A Gambler’s Guide to Dying leads you through an honest family tale 

A Sure Bet

Sometimes the best thing a loved one can leave behind are the stories. In the right hands, with the right person lending their words, it can almost be like they were never gone. That’s the sense you get when watching Gary McNair’s A Gambler’s Guide to Dying. Stepping in and out of characters, jumping back and forth across decades, McNair fills the hour-long one-man-show with enough material to keep the audience hanging on, but his real accomplishment is making you feel as if you’ve gotten to know his deceased grandfather — the titular gambler.

As the story goes, McNair’s grandfather won a small fortune with a big bet on the final match of the 1966 World Cup. It was a wager that earned him quite a beating in his local pub, but the pay-off proved to be worth it. A teller of tale tales, his grandfather’s questionable reputation earned McNair his share of harassment growing up, and he doesn’t sugarcoat the truth when it comes to his family. Instead, McNair recognizes that he can look up to his grandfather, while at the same time acknowledging his faults — chief among them being an addiction to gambling.

Following his World Cup payday, McNair’s grandfather slowly whittles away his fortune, until it comes time to make what should be his final bet. Diagnosed with pancreatic cancer and given only a month to live, he wagers all he has that he’ll survive for another two months. During that time, McNair recounts spending the days working with his grandfather in the garden. They share stories, place penny bets on which television commercials will air during the break, and after two months, they count down the seconds until midnight. Proving the doctors wrong, this should be the high point of their lives — but it also sets the family up for their biggest loss.

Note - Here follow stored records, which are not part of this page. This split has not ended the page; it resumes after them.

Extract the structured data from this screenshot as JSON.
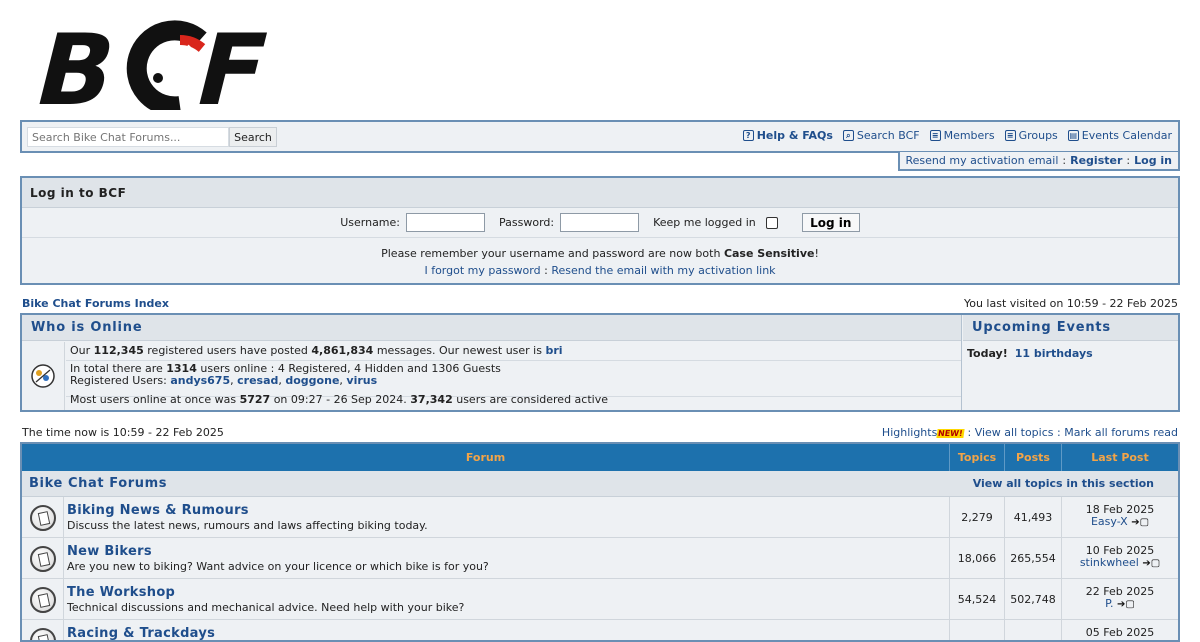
{
  "logo": {
    "text": "BCF"
  },
  "search": {
    "placeholder": "Search Bike Chat Forums...",
    "button": "Search"
  },
  "nav": {
    "help": "Help & FAQs",
    "search": "Search BCF",
    "members": "Members",
    "groups": "Groups",
    "calendar": "Events Calendar"
  },
  "subnav": {
    "resend": "Resend my activation email",
    "sep": ":",
    "register": "Register",
    "login": "Log in"
  },
  "login": {
    "title": "Log in to BCF",
    "username_label": "Username:",
    "password_label": "Password:",
    "keep_label": "Keep me logged in",
    "button": "Log in",
    "notice_prefix": "Please remember your username and password are now both",
    "notice_bold": "Case Sensitive",
    "notice_suffix": "!",
    "forgot": "I forgot my password",
    "resend": "Resend the email with my activation link",
    "sep": ":"
  },
  "breadcrumb": "Bike Chat Forums Index",
  "last_visit": "You last visited on 10:59 - 22 Feb 2025",
  "who_online": {
    "title": "Who is Online",
    "l1_a": "Our",
    "users_count": "112,345",
    "l1_b": "registered users have posted",
    "messages_count": "4,861,834",
    "l1_c": "messages. Our newest user is",
    "newest_user": "bri",
    "l2_a": "In total there are",
    "online_count": "1314",
    "l2_b": "users online : 4 Registered, 4 Hidden and 1306 Guests",
    "registered_label": "Registered Users:",
    "registered_users": [
      "andys675",
      "cresad",
      "doggone",
      "virus"
    ],
    "l3_a": "Most users online at once was",
    "max_users": "5727",
    "l3_b": "on 09:27 - 26 Sep 2024.",
    "active_count": "37,342",
    "l3_c": "users are considered active"
  },
  "events": {
    "title": "Upcoming Events",
    "today": "Today!",
    "birthdays": "11 birthdays"
  },
  "time_now": "The time now is 10:59 - 22 Feb 2025",
  "top_links": {
    "highlights": "Highlights",
    "new_tag": "NEW!",
    "sep": ":",
    "view_all": "View all topics",
    "mark_read": "Mark all forums read"
  },
  "forum_table": {
    "headers": {
      "forum": "Forum",
      "topics": "Topics",
      "posts": "Posts",
      "last_post": "Last Post"
    },
    "section": {
      "title": "Bike Chat Forums",
      "view_all": "View all topics in this section"
    },
    "rows": [
      {
        "name": "Biking News & Rumours",
        "desc": "Discuss the latest news, rumours and laws affecting biking today.",
        "topics": "2,279",
        "posts": "41,493",
        "last_date": "18 Feb 2025",
        "last_user": "Easy-X"
      },
      {
        "name": "New Bikers",
        "desc": "Are you new to biking? Want advice on your licence or which bike is for you?",
        "topics": "18,066",
        "posts": "265,554",
        "last_date": "10 Feb 2025",
        "last_user": "stinkwheel"
      },
      {
        "name": "The Workshop",
        "desc": "Technical discussions and mechanical advice. Need help with your bike?",
        "topics": "54,524",
        "posts": "502,748",
        "last_date": "22 Feb 2025",
        "last_user": "P."
      },
      {
        "name": "Racing & Trackdays",
        "desc": "",
        "topics": "",
        "posts": "",
        "last_date": "05 Feb 2025",
        "last_user": ""
      }
    ]
  }
}
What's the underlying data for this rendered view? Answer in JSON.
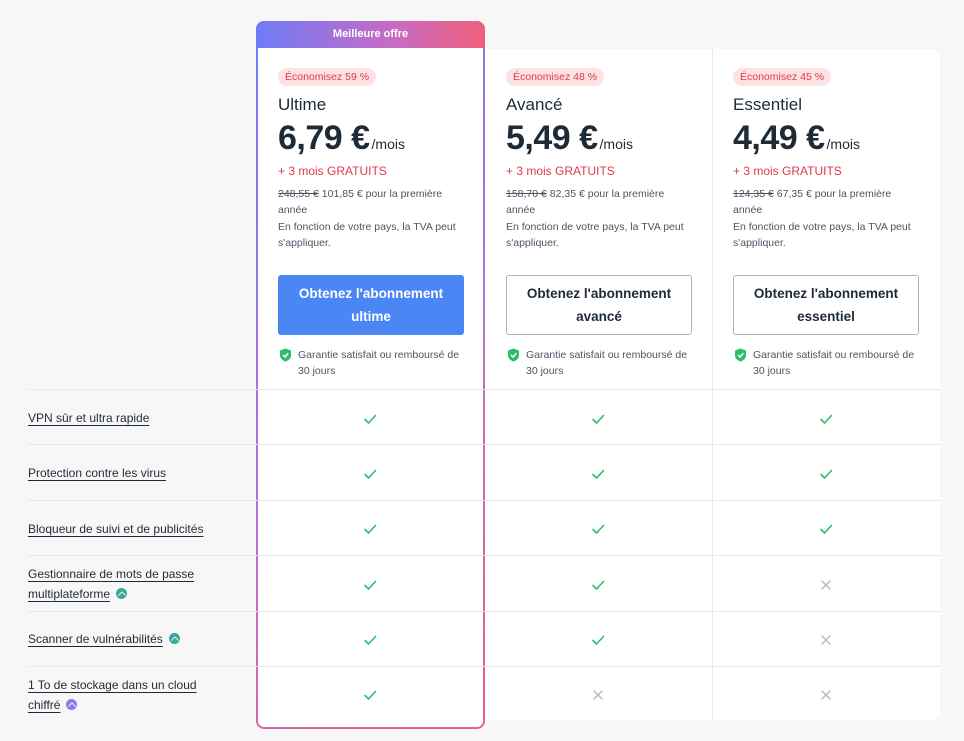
{
  "banner": {
    "label": "Meilleure offre"
  },
  "plans": [
    {
      "badge": "Économisez 59 %",
      "name": "Ultime",
      "price": "6,79 €",
      "per": "/mois",
      "bonus": "+ 3 mois GRATUITS",
      "original_price": "248,55 €",
      "intro_price": "101,85 € pour la première année",
      "vat_note": "En fonction de votre pays, la TVA peut s'appliquer.",
      "cta": "Obtenez l'abonnement ultime",
      "guarantee": "Garantie satisfait ou remboursé de 30 jours"
    },
    {
      "badge": "Économisez 48 %",
      "name": "Avancé",
      "price": "5,49 €",
      "per": "/mois",
      "bonus": "+ 3 mois GRATUITS",
      "original_price": "158,70 €",
      "intro_price": "82,35 € pour la première année",
      "vat_note": "En fonction de votre pays, la TVA peut s'appliquer.",
      "cta": "Obtenez l'abonnement avancé",
      "guarantee": "Garantie satisfait ou remboursé de 30 jours"
    },
    {
      "badge": "Économisez 45 %",
      "name": "Essentiel",
      "price": "4,49 €",
      "per": "/mois",
      "bonus": "+ 3 mois GRATUITS",
      "original_price": "124,35 €",
      "intro_price": "67,35 € pour la première année",
      "vat_note": "En fonction de votre pays, la TVA peut s'appliquer.",
      "cta": "Obtenez l'abonnement essentiel",
      "guarantee": "Garantie satisfait ou remboursé de 30 jours"
    }
  ],
  "features": [
    {
      "label": "VPN sûr et ultra rapide",
      "info": "",
      "included": [
        true,
        true,
        true
      ]
    },
    {
      "label": "Protection contre les virus",
      "info": "",
      "included": [
        true,
        true,
        true
      ]
    },
    {
      "label": "Bloqueur de suivi et de publicités",
      "info": "",
      "included": [
        true,
        true,
        true
      ]
    },
    {
      "label": "Gestionnaire de mots de passe multiplateforme",
      "info": "teal",
      "included": [
        true,
        true,
        false
      ]
    },
    {
      "label": "Scanner de vulnérabilités",
      "info": "teal",
      "included": [
        true,
        true,
        false
      ]
    },
    {
      "label": "1 To de stockage dans un cloud chiffré",
      "info": "purple",
      "included": [
        true,
        false,
        false
      ]
    }
  ],
  "colors": {
    "accent_blue": "#4a87f5",
    "savings_red": "#e0394d",
    "check_green": "#2ebd6b",
    "cross_gray": "#b8bcc3",
    "shield_green": "#2ebd6b"
  },
  "icons": {
    "included": "check-icon",
    "excluded": "cross-icon",
    "guarantee": "shield-check-icon",
    "info": "info-chevron-icon"
  }
}
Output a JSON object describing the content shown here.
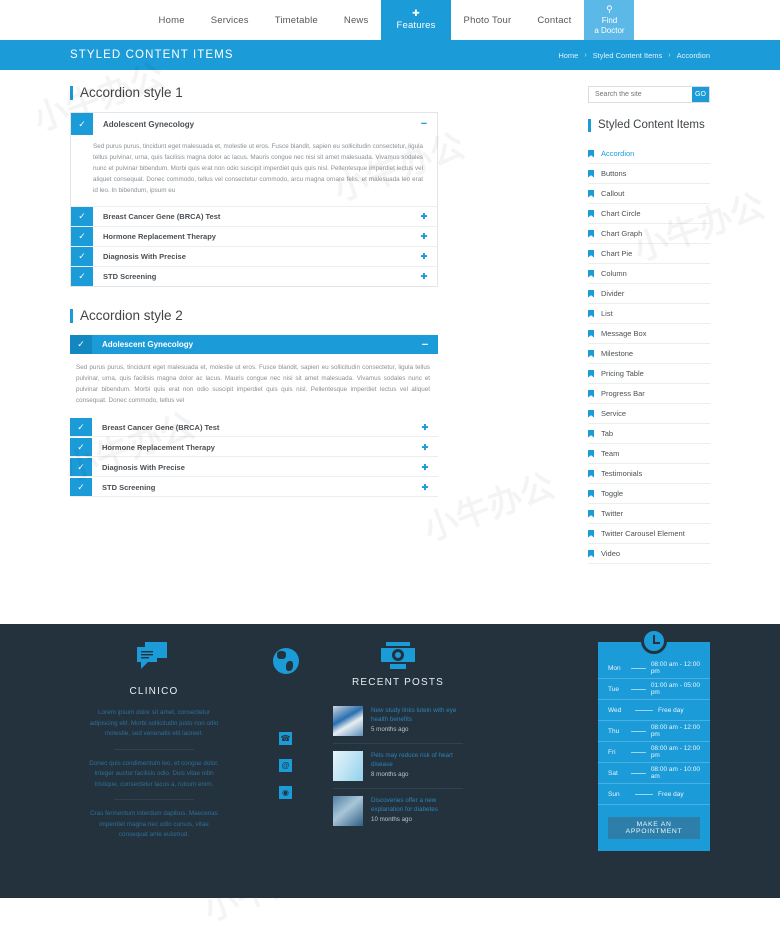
{
  "nav": {
    "items": [
      {
        "label": "Home",
        "active": false
      },
      {
        "label": "Services",
        "active": false
      },
      {
        "label": "Timetable",
        "active": false
      },
      {
        "label": "News",
        "active": false
      },
      {
        "label": "Features",
        "active": true
      },
      {
        "label": "Photo Tour",
        "active": false
      },
      {
        "label": "Contact",
        "active": false
      }
    ],
    "cta": {
      "line1": "Find",
      "line2": "a Doctor",
      "icon": "search-icon"
    }
  },
  "titlebar": {
    "title": "STYLED CONTENT ITEMS",
    "breadcrumbs": [
      "Home",
      "Styled Content Items",
      "Accordion"
    ],
    "separator": "›",
    "bg": "#1b9bd8"
  },
  "main": {
    "section1_title": "Accordion style 1",
    "section2_title": "Accordion style 2",
    "open_item_label": "Adolescent Gynecology",
    "body1": "Sed purus purus, tincidunt eget malesuada et, molestie ut eros. Fusce blandit, sapien eu sollicitudin consectetur, ligula tellus pulvinar, urna, quis facilisis magna dolor ac lacus. Mauris congue nec nisi sit amet malesuada. Vivamus sodales nunc et pulvinar bibendum. Morbi quis erat non odio suscipit imperdiet quis quis nisl. Pellentesque imperdiet lectus vel aliquet consequat. Donec commodo, tellus vel consectetur commodo, arcu magna ornare felis, et malesuada leo erat id leo. In bibendum, ipsum eu",
    "body2": "Sed purus purus, tincidunt eget malesuada et, molestie ut eros. Fusce blandit, sapien eu sollicitudin consectetur, ligula tellus pulvinar, urna, quis facilisis magna dolor ac lacus. Mauris congue nec nisi sit amet malesuada. Vivamus sodales nunc et pulvinar bibendum. Morbi quis erat non odio suscipit imperdiet quis quis nisl. Pellentesque imperdiet lectus vel aliquet consequat. Donec commodo, tellus vel",
    "collapsed_items": [
      "Breast Cancer Gene (BRCA) Test",
      "Hormone Replacement Therapy",
      "Diagnosis With Precise",
      "STD Screening"
    ],
    "minus_sign": "−",
    "plus_sign": "✚",
    "check_glyph": "✓"
  },
  "sidebar": {
    "search": {
      "placeholder": "Search the site",
      "value": "",
      "button": "GO"
    },
    "title": "Styled Content Items",
    "items": [
      {
        "label": "Accordion",
        "selected": true
      },
      {
        "label": "Buttons",
        "selected": false
      },
      {
        "label": "Callout",
        "selected": false
      },
      {
        "label": "Chart Circle",
        "selected": false
      },
      {
        "label": "Chart Graph",
        "selected": false
      },
      {
        "label": "Chart Pie",
        "selected": false
      },
      {
        "label": "Column",
        "selected": false
      },
      {
        "label": "Divider",
        "selected": false
      },
      {
        "label": "List",
        "selected": false
      },
      {
        "label": "Message Box",
        "selected": false
      },
      {
        "label": "Milestone",
        "selected": false
      },
      {
        "label": "Pricing Table",
        "selected": false
      },
      {
        "label": "Progress Bar",
        "selected": false
      },
      {
        "label": "Service",
        "selected": false
      },
      {
        "label": "Tab",
        "selected": false
      },
      {
        "label": "Team",
        "selected": false
      },
      {
        "label": "Testimonials",
        "selected": false
      },
      {
        "label": "Toggle",
        "selected": false
      },
      {
        "label": "Twitter",
        "selected": false
      },
      {
        "label": "Twitter Carousel Element",
        "selected": false
      },
      {
        "label": "Video",
        "selected": false
      }
    ]
  },
  "footer": {
    "bg": "#23323d",
    "brand": {
      "icon": "chat-bubble-icon",
      "name": "CLINICO",
      "p1": "Lorem ipsum dolor sit amet, consectetur adipiscing elit. Morbi sollicitudin justo non odio molestie, sed venenatis elit laoreet.",
      "p2": "Donec quis condimentum leo, et congue dolor. Integer auctor facilisis odio. Duis vitae nibh tristique, consectetur lacus a, rutrum enim.",
      "p3": "Cras fermentum interdum dapibus. Maecenas imperdiet magna nec odio cursus, vitae consequat ante euismod."
    },
    "social": {
      "globe_icon": "globe-icon",
      "icons": [
        "phone-icon",
        "email-icon",
        "location-icon"
      ],
      "glyphs": [
        "☎",
        "@",
        "◉"
      ]
    },
    "posts": {
      "heading": "RECENT POSTS",
      "icon": "camera-icon",
      "items": [
        {
          "title": "New study links lutein with eye health benefits",
          "date": "5 months ago",
          "thumb": "microscope-photo"
        },
        {
          "title": "Pets may reduce risk of heart disease",
          "date": "8 months ago",
          "thumb": "pills-photo"
        },
        {
          "title": "Discoveries offer a new explanation for diabetes",
          "date": "10 months ago",
          "thumb": "stethoscope-photo"
        }
      ]
    },
    "hours": {
      "icon": "clock-icon",
      "rows": [
        {
          "day": "Mon",
          "time": "08:00 am - 12:00 pm"
        },
        {
          "day": "Tue",
          "time": "01:00 am - 05:00 pm"
        },
        {
          "day": "Wed",
          "time": "Free day"
        },
        {
          "day": "Thu",
          "time": "08:00 am - 12:00 pm"
        },
        {
          "day": "Fri",
          "time": "08:00 am - 12:00 pm"
        },
        {
          "day": "Sat",
          "time": "08:00 am - 10:00 am"
        },
        {
          "day": "Sun",
          "time": "Free day"
        }
      ],
      "button": "MAKE AN APPOINTMENT"
    }
  },
  "watermark": "小牛办公"
}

Unable to resist the compulsion, McNair’s grandfather doubles-down, betting that he will live to see the year 2000. On stage, McNair relives the heartbreak of learning that their big win wasn’t enough to break the cycle of addiction. Over the course of the performance, McNair embodies his younger self, his grandfather, his teacher, his school bullies, and a bar full of raging soccer fans. While his on-stage acrobatics are impressive, some of the show’s real magic comes from the lighting and sound design. Underneath McNair’s rapid-fire delivery, you can hear the frantic beat of a snare drum, stopping and starting in perfect time with his words. As McNair’s overlapping stories build in excitement, so too does the soundtrack, building and building to the inevitable conclusion. While all that’s happening, the lighting of the show proves to be as dynamic as its star. The soft blue glow of a television set gives way to the warm bright shine of a naked light bulb suspended over the stage. As McNair transitions from scene to scene, from his childhood to present day, the lighting follows close behind signifying a change in setting and evoking the necessary atmosphere for what is to happen next.

By the show’s end, you’ve witnessed McNair run the full gamut of human emotion. His performance is peppered with comedy throughout, but it never detracts from the gravity of what’s happening. It’s a bit of a tightrope act, but one that he manages to pull off.